Aquela adega se prestava muito
bem para tal propósito. As paredes não haviam sido construídas com muito
cuidado e, pouco antes, haviam sido cobertas, em toda a sua extensão, com um
reboco que a umidade impedira de endurecer. Ademais, havia uma saliência numa
das paredes, produzida por alguma chaminé ou lareira, que fora tapada para que
se assemelhasse ao resto da adega. Não duvidei de que poderia facilmente
retirar os tijolos naquele lugar, introduzir o corpo e recolocá-los do mesmo
modo, sem que nenhum olhar pudesse descobrir nada que despertasse suspeita.
Arranjei cimento, cal e areia
e, com toda a precaução possível, preparei uma argamassa que não se podia
distinguir da anterior, cobrindo com ela, escrupulosamente, a nova parede. Ao
terminar, senti-me satisfeito, pois, tudo correra bem. A parede não apresentava
o menor sinal de ter sido rebocada. Limpei o chão com o maior cuidado e, lançando
o olhar em tomo, disse, de mim para comigo: “Pelo menos aqui, o meu trabalho
não foi em vão...”” -
Ela foi interrompida pelo sinal avisando que o recreio tinha acabado. Ela
guardou o livro na prateleira e subiu para sua sala.
Semana seguinte foi anunciado
que haveria um evento cultural depois do feriado. Cada turma deveria se juntar
para elaborar um projeto que envolvesse música, poesia e literatura. Sílvia
estava animada, sua cabeça imaginava várias coisas legais que poderia dar certo.
-
Quem sabe uma peça de teatro de Dom Casmurro, uma apresentação de ballet....
Faltando dois dias para o
famoso dia cultural uma notícia atrapalhou tudo, o computador pifou e não ficou
pronto a tempo as fixas de avaliação dos eventos. Como a Sílvia estava
responsável pela coordenação do evento, ela havia insistido para tomar essa
posição, ela viu esse problema como apenas um imprevisto e ela mesmo decidiu
resolver.
-
Tem certeza? Você vai ficar aqui até mais tarde, quem sabe virar a noite. –
Disse a coordenadora principal.
-
Eu dou conta do recado, não se preocupe.
-
Mas e sua doença? Sabe que não pode se esforçar muito.
-
Não tem problema, terei meus remédios, e fazendo algo que gosto não há o que me
preocupar.
-
A noite pode ser bem solitária.
-
Não se preocupe, eu trabalho melhor sozinha.
Sílvia foi para casa e voltou
as 17:00. A tarde a escola também funcionava para as turmas pré escolares do
jardim de infância até a 4ª serie. Como era véspera de feriado havia uma
felicidade no ar. Ela parou seu Sendeiro verde perto da praça que ficava em
frente ao colégio. Desceu com as folhas e materiais e entrou pela entrada
lateral. Sorriu para o zelador. Ela
desviou dos alunos que corriam brincando de pique pega. Subiu as escadas até a
sala dos professores e lá ficou.
Já estava escurecendo. O
relógio marcava 20:00, as luzes da escola estavam todas apagadas com exceção da
luz da sala dos professores.
-
Está tudo bem ai senhora? – Disse Manuel o vigia noturno.

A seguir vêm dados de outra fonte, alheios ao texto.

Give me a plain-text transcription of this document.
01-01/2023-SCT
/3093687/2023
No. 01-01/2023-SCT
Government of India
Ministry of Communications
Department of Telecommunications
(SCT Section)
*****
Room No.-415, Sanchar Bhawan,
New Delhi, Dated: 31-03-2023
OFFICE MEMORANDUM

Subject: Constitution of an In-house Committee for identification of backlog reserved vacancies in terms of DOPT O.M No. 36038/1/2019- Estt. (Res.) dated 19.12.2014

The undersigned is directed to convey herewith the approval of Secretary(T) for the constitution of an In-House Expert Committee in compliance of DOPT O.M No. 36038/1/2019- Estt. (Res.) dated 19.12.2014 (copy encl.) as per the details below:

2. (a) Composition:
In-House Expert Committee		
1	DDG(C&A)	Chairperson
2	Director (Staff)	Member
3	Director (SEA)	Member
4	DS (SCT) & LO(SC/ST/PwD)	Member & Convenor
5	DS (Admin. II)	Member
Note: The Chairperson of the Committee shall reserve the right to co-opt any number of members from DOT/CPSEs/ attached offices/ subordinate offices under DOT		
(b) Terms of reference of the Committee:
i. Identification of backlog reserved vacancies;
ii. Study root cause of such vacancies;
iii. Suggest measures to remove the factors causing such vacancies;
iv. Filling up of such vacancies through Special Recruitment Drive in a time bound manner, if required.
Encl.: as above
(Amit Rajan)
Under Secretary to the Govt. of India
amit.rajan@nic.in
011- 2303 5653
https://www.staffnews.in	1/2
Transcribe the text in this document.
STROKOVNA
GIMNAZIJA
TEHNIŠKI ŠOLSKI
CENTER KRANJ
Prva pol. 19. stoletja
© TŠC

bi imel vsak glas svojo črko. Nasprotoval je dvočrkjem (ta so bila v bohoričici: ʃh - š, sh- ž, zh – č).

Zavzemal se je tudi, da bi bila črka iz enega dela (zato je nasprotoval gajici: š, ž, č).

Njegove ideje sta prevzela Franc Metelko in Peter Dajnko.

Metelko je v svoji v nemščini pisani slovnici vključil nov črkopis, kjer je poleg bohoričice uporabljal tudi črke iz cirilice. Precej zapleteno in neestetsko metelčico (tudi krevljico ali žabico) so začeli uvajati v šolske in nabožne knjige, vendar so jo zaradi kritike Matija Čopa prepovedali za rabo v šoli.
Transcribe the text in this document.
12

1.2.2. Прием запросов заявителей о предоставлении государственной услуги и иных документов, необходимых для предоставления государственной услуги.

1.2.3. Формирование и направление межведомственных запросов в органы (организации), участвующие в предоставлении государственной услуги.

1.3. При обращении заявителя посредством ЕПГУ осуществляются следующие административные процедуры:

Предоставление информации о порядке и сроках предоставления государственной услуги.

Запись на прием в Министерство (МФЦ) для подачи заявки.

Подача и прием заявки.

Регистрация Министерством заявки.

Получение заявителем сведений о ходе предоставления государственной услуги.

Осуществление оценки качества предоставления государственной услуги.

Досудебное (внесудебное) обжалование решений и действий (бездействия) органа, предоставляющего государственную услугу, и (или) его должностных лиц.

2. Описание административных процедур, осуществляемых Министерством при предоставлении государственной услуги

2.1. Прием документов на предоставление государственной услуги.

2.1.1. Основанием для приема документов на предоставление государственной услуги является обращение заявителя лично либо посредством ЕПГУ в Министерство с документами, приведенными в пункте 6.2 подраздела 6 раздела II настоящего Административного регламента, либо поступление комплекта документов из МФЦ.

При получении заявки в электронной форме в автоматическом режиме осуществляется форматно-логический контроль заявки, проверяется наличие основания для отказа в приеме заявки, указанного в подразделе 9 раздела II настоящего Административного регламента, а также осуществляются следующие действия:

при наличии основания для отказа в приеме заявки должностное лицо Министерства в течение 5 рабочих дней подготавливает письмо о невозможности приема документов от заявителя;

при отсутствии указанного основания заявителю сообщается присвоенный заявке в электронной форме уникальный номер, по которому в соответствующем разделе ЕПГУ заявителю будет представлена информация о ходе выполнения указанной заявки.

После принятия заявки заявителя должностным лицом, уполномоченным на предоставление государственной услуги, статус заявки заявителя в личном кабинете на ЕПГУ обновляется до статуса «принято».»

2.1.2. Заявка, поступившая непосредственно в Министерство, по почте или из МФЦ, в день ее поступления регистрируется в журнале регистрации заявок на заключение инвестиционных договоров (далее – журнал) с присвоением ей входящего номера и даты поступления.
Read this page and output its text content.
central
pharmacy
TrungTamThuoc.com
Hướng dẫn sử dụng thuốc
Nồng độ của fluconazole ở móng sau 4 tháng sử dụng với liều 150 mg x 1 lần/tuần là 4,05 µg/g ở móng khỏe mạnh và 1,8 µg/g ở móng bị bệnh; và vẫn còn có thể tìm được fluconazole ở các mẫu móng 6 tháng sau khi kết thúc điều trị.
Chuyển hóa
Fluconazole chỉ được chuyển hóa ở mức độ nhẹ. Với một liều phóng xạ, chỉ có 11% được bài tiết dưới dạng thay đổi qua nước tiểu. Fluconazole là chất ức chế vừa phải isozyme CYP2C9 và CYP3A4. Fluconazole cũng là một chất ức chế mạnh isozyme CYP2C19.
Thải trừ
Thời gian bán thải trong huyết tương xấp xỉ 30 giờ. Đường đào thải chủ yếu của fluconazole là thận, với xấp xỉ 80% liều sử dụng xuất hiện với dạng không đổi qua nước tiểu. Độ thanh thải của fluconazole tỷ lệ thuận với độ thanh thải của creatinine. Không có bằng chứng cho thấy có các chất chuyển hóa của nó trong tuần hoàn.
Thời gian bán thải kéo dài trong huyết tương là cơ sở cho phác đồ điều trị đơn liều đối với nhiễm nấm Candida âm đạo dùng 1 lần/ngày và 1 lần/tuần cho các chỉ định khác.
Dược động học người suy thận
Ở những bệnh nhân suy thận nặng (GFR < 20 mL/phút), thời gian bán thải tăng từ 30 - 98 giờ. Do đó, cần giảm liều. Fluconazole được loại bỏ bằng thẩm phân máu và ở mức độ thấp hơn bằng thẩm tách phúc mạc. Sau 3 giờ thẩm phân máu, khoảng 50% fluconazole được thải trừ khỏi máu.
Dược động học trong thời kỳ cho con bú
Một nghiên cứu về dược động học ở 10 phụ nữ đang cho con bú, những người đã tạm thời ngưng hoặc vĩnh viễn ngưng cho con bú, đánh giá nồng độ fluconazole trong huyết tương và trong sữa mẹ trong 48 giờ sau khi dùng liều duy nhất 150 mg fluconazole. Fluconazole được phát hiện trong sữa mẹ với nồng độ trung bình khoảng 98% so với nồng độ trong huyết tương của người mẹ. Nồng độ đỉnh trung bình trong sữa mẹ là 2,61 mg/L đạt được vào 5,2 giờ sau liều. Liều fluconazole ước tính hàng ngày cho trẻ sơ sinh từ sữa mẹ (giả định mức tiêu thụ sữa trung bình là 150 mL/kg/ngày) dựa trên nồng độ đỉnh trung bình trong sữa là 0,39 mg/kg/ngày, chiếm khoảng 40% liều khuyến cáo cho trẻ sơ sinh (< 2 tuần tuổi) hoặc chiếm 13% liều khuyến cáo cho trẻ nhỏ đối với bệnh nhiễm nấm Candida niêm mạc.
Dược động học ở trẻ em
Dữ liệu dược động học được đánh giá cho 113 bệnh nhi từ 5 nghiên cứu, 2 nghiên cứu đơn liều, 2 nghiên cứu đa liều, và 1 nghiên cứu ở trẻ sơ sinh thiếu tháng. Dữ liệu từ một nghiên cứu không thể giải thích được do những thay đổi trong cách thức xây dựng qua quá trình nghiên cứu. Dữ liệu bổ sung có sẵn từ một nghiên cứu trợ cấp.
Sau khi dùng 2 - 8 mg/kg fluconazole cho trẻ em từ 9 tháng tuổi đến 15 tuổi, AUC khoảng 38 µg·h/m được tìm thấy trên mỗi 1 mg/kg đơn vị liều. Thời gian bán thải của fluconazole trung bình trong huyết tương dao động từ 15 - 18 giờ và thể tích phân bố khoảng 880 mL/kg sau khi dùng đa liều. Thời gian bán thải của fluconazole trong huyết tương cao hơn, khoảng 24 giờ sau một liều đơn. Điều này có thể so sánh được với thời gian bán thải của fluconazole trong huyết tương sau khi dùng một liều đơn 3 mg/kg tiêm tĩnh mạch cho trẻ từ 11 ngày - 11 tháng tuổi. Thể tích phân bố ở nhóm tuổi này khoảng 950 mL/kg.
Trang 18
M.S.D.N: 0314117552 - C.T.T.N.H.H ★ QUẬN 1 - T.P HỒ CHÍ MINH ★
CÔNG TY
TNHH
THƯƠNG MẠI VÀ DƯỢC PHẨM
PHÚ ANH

Ele segurava uma
lanterna e um bolo de chaves pendurada na calça. – Precisa de alguma coisa?
-
Está sim, obrigada por perguntar.
-
Estou perguntando, pois irei fechar a escola e ficarei do lado de fora vigiando
a rua, então quando terminar de sair, me dá um toque que abro o portão.
-
Que bom que você falou, poderia me passar as chaves das salas e da biblioteca?
-
Claro, aqui está.
Manuel então saiu pelo portão e
trancou com um cadeado e sentou em sua cadeira de plástico e colocou os fones
de ouvidos para assistir ao jogo São Paulo e Vasco. O celular de Sílvia
despertou notificando que estava na hora de tomar o remédio. Ela então procurou
na bolsa e não encontrou.
-
Droga esqueci o remédio em cima da bancada de casa. – Sílvia irritada jogando a
bolsa na mesa. - Ah, mas deixa para lá. Estou bem, afinal já estou
quase terminando.
O relógio na parede marcava
22:30, Sílvia estava empenhada no serviço, não notou o tempo passando. Ela
lembrou que existe um livro na biblioteca sobre a literatura do Século XIX, que
irá enriquecer ainda mais o projeto.
Ela resolveu ir até a
biblioteca, desceu as escadas e passou por uma sala vazia. Então um som que fez
ela gelar a espinha, era um som como se fosse barulho de algo rangendo.
-
Deve ser alguma janela aberta ou talvez o vigia. É deve ser isso. - Sua mente a confortou. Ela continuou andando,
entrou na biblioteca agora vazia e assustadora. Pegou o livro e foi andando de
volta. Ela passou por uma sala e a luz estava acesa e a janela aberta.
-
Puxa vida. Esqueceram de apagar essa luz. Esse pessoal não sabe que a luz está
cara? Segunda Feira vou convocar uma reunião para falar disso. – Ela fecha a
janela e apaga a luz.
Ela segue seu caminho. Ao virar
um corredor escuta barulho de passos e vê pelo canto do olho um vulto correndo.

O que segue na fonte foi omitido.